Commercial Awareness

AI Usage Creates Legal Work

AI Usage Creates Legal Work

Clients are increasingly sending lawyers large volumes of AI-generated letters, emails, questions, etc

Clients are increasingly sending lawyers large volumes of AI-generated letters, emails, questions, etc

Dylan Anton

Apr 12, 2026

Clients are increasingly sending lawyers large volumes of AI-generated letters, emails, questions, etc. The big jump in material lawyers are receiving means they are stuck spending more time reviewing and responding to this content, driving up legal bills.

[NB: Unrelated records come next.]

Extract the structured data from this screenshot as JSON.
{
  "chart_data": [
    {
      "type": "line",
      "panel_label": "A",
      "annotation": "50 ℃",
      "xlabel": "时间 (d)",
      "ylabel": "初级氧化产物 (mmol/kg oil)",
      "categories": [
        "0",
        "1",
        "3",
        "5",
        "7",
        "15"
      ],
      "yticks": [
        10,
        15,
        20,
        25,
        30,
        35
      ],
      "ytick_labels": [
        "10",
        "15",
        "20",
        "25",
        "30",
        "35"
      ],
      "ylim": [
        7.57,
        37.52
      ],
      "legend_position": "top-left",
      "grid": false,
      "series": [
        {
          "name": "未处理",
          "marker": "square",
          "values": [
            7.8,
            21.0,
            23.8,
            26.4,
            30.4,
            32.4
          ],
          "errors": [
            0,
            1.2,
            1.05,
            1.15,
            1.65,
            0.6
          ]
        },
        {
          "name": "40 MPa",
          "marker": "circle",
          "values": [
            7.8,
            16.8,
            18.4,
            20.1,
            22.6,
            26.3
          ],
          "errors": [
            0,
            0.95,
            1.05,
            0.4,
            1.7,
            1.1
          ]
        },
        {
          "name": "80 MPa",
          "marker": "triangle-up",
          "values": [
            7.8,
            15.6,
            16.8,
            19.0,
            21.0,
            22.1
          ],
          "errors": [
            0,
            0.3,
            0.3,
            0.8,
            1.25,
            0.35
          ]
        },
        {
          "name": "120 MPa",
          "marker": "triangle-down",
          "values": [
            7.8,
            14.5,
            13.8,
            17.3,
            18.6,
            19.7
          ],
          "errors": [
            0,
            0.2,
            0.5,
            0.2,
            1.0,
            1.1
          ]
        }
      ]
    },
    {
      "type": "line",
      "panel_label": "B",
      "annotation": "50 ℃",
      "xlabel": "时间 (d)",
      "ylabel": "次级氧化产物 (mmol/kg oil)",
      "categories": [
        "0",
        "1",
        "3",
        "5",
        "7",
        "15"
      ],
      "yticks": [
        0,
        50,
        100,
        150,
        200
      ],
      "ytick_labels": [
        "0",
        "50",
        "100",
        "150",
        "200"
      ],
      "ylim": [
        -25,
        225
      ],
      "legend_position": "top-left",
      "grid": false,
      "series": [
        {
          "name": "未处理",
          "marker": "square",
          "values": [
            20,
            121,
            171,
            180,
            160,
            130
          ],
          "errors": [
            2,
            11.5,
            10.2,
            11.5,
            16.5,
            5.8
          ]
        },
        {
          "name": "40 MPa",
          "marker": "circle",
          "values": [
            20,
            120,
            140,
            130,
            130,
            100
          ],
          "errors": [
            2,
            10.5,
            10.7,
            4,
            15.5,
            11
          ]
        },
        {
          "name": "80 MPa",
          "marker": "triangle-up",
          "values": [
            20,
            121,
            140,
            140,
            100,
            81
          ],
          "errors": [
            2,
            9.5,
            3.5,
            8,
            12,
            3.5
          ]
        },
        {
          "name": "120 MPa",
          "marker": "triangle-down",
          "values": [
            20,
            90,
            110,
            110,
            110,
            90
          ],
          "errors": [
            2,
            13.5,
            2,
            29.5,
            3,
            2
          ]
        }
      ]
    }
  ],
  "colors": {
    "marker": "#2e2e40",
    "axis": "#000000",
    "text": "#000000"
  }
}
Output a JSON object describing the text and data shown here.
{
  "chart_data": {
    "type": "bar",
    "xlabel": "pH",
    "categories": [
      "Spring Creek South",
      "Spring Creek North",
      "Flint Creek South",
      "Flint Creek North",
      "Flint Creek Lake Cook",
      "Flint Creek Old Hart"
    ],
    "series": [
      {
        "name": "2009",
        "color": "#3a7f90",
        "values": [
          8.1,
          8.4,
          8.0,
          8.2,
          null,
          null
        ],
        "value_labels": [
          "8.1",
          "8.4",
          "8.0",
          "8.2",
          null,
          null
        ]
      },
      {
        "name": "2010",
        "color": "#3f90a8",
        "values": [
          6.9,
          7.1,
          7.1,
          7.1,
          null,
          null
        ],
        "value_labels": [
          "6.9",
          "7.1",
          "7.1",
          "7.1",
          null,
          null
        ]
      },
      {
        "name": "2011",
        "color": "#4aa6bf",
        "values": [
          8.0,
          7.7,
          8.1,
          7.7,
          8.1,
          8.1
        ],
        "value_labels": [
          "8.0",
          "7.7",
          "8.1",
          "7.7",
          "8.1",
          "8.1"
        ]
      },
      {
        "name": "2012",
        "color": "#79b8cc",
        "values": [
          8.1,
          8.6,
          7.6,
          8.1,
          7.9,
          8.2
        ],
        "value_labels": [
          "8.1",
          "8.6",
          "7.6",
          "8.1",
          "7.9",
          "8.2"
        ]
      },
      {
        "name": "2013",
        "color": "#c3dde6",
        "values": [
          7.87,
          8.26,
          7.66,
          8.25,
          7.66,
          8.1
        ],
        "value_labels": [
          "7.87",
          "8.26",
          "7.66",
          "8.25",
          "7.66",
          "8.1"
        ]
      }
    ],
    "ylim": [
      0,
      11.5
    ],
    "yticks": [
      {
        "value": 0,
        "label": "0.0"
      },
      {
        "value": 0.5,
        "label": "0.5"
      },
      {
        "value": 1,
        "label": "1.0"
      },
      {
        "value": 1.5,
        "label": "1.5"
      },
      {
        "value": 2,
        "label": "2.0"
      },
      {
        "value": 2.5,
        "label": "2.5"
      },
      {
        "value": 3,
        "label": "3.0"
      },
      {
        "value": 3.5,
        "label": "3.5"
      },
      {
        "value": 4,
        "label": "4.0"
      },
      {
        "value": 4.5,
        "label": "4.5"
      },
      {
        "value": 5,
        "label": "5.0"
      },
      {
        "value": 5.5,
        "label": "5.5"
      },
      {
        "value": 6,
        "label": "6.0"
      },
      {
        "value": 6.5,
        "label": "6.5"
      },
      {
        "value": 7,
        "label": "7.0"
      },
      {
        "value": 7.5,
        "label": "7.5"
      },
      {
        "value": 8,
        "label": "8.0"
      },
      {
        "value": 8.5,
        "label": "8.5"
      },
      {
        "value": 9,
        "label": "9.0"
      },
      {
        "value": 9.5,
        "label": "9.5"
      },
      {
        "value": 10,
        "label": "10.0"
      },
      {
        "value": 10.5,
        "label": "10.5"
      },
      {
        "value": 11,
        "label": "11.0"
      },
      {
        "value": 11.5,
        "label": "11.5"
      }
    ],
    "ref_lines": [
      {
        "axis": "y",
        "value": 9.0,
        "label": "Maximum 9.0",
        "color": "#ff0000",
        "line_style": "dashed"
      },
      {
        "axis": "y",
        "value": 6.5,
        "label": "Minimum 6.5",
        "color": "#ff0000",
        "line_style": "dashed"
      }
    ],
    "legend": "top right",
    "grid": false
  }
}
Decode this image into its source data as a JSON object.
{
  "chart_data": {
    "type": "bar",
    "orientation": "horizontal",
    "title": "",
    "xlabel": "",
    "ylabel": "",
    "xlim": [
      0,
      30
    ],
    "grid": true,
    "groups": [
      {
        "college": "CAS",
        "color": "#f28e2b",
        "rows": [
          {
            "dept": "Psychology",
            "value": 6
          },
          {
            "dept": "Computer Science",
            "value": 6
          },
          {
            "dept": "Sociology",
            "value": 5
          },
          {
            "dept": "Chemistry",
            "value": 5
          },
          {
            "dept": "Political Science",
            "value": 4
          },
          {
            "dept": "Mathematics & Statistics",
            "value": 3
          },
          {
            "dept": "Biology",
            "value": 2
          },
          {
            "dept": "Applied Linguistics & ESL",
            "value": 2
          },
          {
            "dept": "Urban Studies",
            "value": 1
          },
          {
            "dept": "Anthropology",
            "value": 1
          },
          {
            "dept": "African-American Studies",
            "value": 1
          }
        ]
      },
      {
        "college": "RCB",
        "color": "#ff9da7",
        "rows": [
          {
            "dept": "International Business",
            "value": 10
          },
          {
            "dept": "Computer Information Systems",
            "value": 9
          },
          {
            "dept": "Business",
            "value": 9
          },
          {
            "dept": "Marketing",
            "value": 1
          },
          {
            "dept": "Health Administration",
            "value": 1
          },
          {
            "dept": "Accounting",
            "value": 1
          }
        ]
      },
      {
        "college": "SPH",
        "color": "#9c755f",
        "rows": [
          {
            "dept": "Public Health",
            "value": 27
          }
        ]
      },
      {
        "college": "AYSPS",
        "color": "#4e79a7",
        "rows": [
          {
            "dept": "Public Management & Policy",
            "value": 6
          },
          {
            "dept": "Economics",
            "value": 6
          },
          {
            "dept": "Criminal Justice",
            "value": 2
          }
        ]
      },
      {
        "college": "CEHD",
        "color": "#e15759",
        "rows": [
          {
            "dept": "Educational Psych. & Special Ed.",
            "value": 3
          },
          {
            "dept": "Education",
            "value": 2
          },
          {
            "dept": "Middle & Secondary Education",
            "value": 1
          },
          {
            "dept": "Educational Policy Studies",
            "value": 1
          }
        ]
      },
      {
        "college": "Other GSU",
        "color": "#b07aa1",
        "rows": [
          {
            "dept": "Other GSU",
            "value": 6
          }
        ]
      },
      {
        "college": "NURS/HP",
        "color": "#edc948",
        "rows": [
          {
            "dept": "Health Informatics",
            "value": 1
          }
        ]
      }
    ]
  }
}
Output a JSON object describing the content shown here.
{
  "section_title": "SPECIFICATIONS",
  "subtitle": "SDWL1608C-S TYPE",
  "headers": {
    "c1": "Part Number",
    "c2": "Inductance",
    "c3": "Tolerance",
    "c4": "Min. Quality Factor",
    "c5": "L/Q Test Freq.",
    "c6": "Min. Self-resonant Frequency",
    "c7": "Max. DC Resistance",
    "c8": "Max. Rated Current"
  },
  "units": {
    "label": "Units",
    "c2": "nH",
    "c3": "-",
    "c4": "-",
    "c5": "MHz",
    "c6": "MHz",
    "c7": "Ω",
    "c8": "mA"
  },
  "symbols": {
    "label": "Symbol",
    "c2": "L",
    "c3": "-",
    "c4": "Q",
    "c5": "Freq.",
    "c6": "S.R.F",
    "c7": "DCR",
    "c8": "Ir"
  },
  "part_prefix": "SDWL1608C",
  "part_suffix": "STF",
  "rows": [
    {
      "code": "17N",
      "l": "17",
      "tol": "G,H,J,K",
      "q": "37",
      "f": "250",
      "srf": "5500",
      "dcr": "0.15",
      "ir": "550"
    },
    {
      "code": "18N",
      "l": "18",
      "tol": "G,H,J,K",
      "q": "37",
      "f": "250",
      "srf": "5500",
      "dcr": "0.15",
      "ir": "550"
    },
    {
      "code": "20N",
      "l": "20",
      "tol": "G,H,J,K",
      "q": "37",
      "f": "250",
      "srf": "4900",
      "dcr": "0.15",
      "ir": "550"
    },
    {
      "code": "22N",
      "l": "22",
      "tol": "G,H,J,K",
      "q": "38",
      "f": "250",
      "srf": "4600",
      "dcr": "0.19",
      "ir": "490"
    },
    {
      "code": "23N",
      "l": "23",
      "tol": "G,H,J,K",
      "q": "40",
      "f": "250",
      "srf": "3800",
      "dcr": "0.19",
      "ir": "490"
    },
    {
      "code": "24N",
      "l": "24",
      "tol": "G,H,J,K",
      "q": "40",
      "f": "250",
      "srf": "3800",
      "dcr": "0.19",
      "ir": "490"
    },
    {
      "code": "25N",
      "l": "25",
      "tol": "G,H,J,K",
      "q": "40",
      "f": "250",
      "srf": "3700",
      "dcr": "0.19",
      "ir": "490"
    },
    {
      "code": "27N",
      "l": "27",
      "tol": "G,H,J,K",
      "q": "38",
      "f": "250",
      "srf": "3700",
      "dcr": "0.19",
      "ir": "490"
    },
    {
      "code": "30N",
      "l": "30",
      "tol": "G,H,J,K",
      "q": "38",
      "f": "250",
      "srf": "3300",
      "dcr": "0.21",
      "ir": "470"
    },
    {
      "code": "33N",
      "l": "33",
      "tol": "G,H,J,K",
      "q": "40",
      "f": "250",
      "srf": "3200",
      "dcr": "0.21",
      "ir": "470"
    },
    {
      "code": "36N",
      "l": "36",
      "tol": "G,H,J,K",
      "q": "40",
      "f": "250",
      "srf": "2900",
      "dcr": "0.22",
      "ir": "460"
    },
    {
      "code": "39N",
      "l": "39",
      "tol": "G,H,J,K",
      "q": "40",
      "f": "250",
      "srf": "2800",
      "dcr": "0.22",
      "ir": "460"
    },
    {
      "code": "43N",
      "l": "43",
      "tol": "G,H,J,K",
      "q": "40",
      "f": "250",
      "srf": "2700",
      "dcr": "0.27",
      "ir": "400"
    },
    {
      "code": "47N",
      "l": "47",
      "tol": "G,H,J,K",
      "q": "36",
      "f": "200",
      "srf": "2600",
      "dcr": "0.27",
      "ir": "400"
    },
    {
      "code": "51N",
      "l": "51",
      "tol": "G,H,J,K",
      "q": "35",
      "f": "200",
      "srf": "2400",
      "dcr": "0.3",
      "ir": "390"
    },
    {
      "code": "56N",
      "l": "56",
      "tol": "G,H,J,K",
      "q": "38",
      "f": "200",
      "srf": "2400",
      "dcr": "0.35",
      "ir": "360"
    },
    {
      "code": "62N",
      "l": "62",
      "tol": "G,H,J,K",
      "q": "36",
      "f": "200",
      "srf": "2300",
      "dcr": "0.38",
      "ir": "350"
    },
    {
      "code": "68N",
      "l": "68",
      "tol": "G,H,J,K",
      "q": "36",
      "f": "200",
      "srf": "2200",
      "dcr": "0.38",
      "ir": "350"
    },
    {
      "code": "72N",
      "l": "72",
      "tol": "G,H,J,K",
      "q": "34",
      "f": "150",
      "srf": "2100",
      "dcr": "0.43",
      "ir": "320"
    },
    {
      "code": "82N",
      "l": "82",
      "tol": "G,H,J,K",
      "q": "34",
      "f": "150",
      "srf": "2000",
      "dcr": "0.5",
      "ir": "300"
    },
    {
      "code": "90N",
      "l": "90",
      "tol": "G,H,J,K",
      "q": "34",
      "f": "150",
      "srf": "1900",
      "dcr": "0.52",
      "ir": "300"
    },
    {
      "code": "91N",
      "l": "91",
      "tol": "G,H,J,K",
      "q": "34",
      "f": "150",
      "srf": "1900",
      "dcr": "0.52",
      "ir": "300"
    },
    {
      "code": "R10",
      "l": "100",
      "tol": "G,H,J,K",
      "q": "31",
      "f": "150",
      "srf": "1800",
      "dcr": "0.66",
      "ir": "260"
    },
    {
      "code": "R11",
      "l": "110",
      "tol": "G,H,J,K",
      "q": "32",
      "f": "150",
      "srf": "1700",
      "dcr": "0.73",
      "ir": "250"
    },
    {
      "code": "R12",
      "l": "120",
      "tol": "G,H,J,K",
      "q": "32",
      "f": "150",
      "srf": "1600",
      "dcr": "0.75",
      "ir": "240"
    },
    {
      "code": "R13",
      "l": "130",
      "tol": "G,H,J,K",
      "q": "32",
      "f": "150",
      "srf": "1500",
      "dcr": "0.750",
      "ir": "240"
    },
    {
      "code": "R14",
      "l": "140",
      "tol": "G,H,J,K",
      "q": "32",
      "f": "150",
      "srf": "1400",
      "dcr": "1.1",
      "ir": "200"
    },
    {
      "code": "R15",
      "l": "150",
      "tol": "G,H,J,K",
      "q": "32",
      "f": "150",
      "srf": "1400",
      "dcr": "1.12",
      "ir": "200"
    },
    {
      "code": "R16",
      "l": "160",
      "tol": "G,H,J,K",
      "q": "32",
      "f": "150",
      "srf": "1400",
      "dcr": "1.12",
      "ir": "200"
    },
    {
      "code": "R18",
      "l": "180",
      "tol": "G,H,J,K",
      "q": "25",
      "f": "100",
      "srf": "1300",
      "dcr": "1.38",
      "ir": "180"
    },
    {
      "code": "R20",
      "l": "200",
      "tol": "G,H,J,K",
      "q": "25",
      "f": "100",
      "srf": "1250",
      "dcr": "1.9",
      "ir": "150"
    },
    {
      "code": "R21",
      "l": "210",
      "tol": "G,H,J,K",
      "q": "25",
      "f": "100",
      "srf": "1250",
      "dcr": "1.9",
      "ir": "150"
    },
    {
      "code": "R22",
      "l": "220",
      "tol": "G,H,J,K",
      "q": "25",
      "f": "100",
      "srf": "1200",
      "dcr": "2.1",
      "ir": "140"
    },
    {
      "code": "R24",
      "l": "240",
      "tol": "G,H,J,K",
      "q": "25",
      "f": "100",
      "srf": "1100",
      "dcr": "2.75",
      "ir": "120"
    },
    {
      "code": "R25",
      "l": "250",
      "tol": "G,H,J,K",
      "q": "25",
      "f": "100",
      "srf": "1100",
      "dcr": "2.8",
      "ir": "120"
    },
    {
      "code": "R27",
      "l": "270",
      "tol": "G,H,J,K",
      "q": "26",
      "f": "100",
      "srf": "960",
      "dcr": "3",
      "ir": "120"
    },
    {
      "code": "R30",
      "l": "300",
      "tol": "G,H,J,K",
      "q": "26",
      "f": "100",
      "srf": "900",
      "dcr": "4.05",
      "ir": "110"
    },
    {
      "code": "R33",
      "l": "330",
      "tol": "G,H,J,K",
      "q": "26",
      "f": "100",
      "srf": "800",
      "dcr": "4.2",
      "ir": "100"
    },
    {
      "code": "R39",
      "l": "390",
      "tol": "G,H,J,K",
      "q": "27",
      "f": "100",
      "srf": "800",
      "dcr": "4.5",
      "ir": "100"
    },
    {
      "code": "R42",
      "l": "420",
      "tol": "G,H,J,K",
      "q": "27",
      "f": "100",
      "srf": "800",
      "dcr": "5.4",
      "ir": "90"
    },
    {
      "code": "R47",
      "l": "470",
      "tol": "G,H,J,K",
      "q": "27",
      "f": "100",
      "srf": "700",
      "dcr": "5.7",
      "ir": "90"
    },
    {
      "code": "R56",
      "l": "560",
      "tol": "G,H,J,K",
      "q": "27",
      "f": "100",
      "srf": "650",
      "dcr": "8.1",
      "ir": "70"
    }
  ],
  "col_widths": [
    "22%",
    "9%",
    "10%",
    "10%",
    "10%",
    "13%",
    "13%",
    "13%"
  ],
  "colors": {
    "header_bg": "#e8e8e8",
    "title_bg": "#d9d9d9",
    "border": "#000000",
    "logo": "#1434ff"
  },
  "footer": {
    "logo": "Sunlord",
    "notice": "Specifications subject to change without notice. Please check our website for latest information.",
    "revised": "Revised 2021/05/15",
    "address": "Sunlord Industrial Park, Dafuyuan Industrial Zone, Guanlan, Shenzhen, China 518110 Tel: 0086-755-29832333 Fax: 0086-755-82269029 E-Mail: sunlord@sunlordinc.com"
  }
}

A partner at a US litigation firm notes that they have received so much AI material that they could only respond to the client at appropriate intervals. And both Addleshaw Goddard and Mishcon de Reya have highlighted this issue at their respective firms, noting the influx in AI-generated correspondence across all practice areas.

Rather than reducing workload, AI in this context is unexpectedly creating a larger amount of work for lawyers. Since lawyers are required to meticulously validate and respond to output that is now likely more verbose and inaccurate, AI is acting as a friction point in the lawyer-client relationship.

Whilst AI is a great consumer-side tool, enabling clients to generate complex output more efficiently, this ease does not translate as well to lawyers who have to bear the cognitive load of identifying subtle errors or hallucinations that are still highly probable with current AI models.

What does this mean for the legal sector?

  • Law firms operating on fixed fee models (charging one amount for a deal no matter how long it takes) will see profits eroded as lawyers are unnecessarily engaged for longer hours.

  • Firms alternatively billing hourly (with the final bill depending on hours spent) are better insulated against this development but might face client pushback if the final bill is too high.

  • The trend will likely accelerate AI adoption at law firms, as developing in-house AI models would efficiently deal with AI material sent over by clients.